Britain’s unexpectedly strong economic growth since last June’s vote to leave the European Union may be starting to fade as inflation picks up.
Weaker consumer spending was a key cause of slower service sector growthChief business economist, IHS Markit
A major survey of businesses by the financial data provider Markit has found slowing consumer spending is starting to hurt services companies.
So what’s the message from the Purchasing Managers’ Index – or PMI – that it compiles?
IG market analyst, Chris Beauchamp gave his opinion: “The PMI number dropped to a five-month low but I think we should take that in the context of the spike we’ve had since the Brexit vote and the drop in sterling really pushing economic activity higher. The big worry is that a lot of the good news is in the price, if you like, where the UK economy is concerned.”
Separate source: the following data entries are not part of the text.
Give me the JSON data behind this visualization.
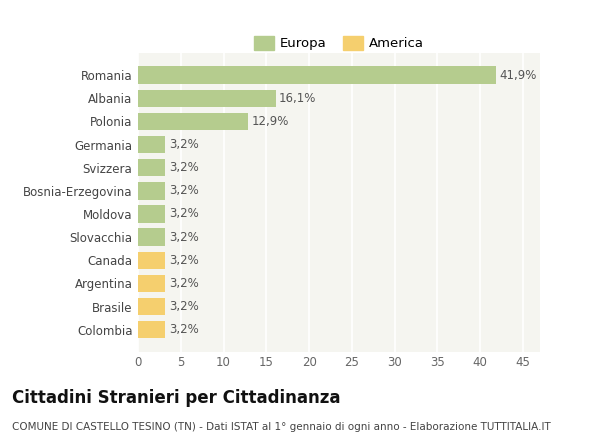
{
  "categories": [
    "Colombia",
    "Brasile",
    "Argentina",
    "Canada",
    "Slovacchia",
    "Moldova",
    "Bosnia-Erzegovina",
    "Svizzera",
    "Germania",
    "Polonia",
    "Albania",
    "Romania"
  ],
  "values": [
    3.2,
    3.2,
    3.2,
    3.2,
    3.2,
    3.2,
    3.2,
    3.2,
    3.2,
    12.9,
    16.1,
    41.9
  ],
  "labels": [
    "3,2%",
    "3,2%",
    "3,2%",
    "3,2%",
    "3,2%",
    "3,2%",
    "3,2%",
    "3,2%",
    "3,2%",
    "12,9%",
    "16,1%",
    "41,9%"
  ],
  "colors": [
    "#f5cf6e",
    "#f5cf6e",
    "#f5cf6e",
    "#f5cf6e",
    "#b5cc8e",
    "#b5cc8e",
    "#b5cc8e",
    "#b5cc8e",
    "#b5cc8e",
    "#b5cc8e",
    "#b5cc8e",
    "#b5cc8e"
  ],
  "europa_color": "#b5cc8e",
  "america_color": "#f5cf6e",
  "background_color": "#ffffff",
  "plot_bg_color": "#f5f5f0",
  "grid_color": "#ffffff",
  "title": "Cittadini Stranieri per Cittadinanza",
  "subtitle": "COMUNE DI CASTELLO TESINO (TN) - Dati ISTAT al 1° gennaio di ogni anno - Elaborazione TUTTITALIA.IT",
  "xlim": [
    0,
    47
  ],
  "xticks": [
    0,
    5,
    10,
    15,
    20,
    25,
    30,
    35,
    40,
    45
  ],
  "legend_europa": "Europa",
  "legend_america": "America",
  "title_fontsize": 12,
  "subtitle_fontsize": 7.5,
  "label_fontsize": 8.5,
  "tick_fontsize": 8.5,
  "legend_fontsize": 9.5,
  "bar_height": 0.75
}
Household budgets under strain
“Weaker consumer spending was a key cause of slower service sector growth, suggesting that household budgets are starting to crack under the strain of higher prices and weak wage growth,” Chris Williamson, chief business economist at IHS Markit, said.
The prospect that growth may be slowing caused the pound to slump against the dollar and the euro and dashed talk of an interest rate rise in the UK.
Markit’s Williamson said the PMI’s fall left it around levels more consistent with a further rate cut by the Bank of England than an increase.
Optimism for the year ahead among British services firms does though remain reasonably strong. It dipped only slightly from January’s eight-month high.
In contrast to the UK, eurozone business activity grew at its fastest pace in nearly six years in February according to surveys of the region’s purchasing managers. However retail sales in the 19 countries sharing the euro slipped at the start of the year, falling by 0.1 percent in January from December.